At the first sign of spring they harvest wild onion ramps. Then come morels. In summer they search for watercress greens and elderberries, among other things. In autumn, the season winds down with giant puffball mushrooms.
To extend their reach, they have connected with foragers on the West Coast who can ship them edibles during their longer growing season.
Farmers’ markets make sense for Dining Wild because the person at the table can explain to customers exactly what the plants are, what they taste like and how to cook or otherwise prepare them.
For example, what to do with those giant puffball mushrooms?
“They are huge and look like volleyballs,” Stettner says, “but you can cut them into inch-thick steaks, bread them and make mushroom parmigiana, Or you can par cook them, slice them thinly and make rollatini, like you do eggplant.”
Wild orange day lilies, abundant throughout the state, are another surprising edible.

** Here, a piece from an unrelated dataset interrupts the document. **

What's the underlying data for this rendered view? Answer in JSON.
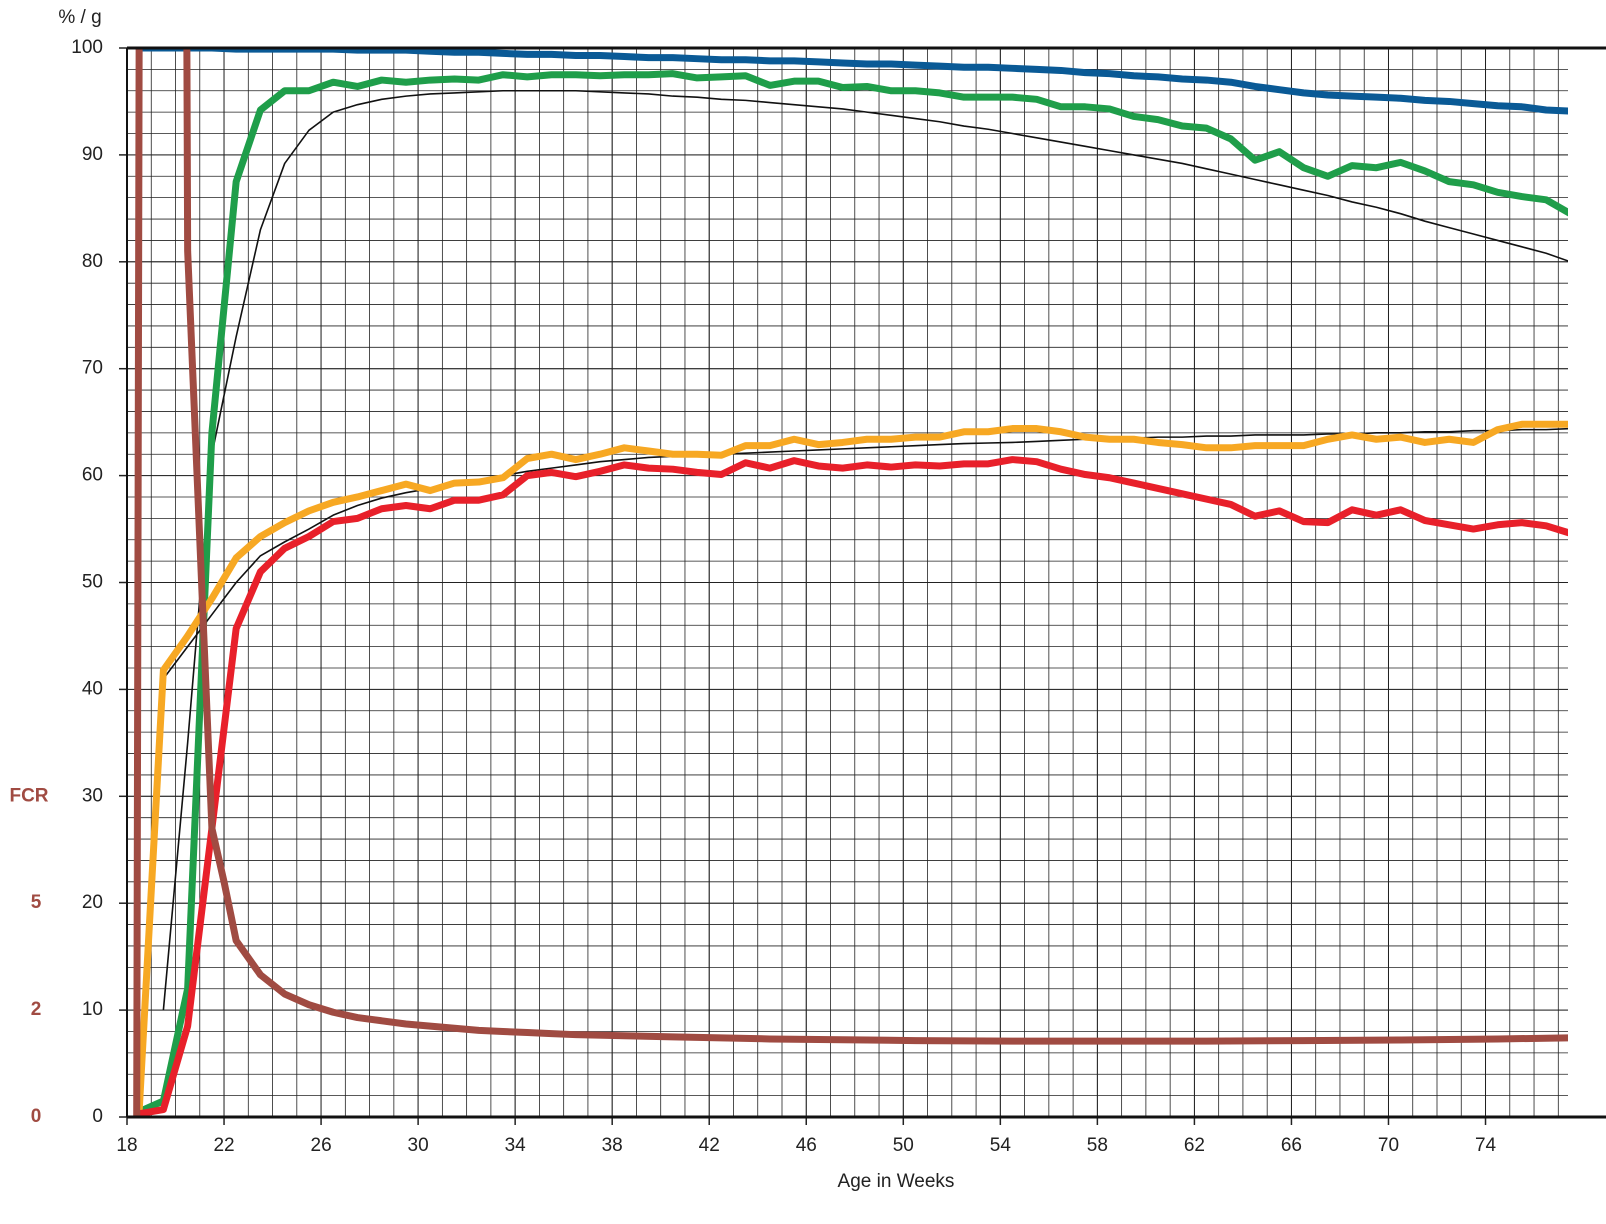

“You can eat the bulbs in the spring, using them like you would water chestnuts,” Stettner says. “The stalks are great raw or sautéed, and the buds can be stuffed like zucchini blossoms.”
Stettner swears he has never gotten sick eating anything he has foraged. However, he has spent years studying published field guides and learning from other foragers. They may not be willing to reveal their picking spots, but “people are willing to share their knowledge,” especially about what is and isn’t safe to eat.
His advice for beginning foragers is simple:
“’When in doubt, throw it out’ is a mantra to live by,” he says. “You have to be incredibly certain.”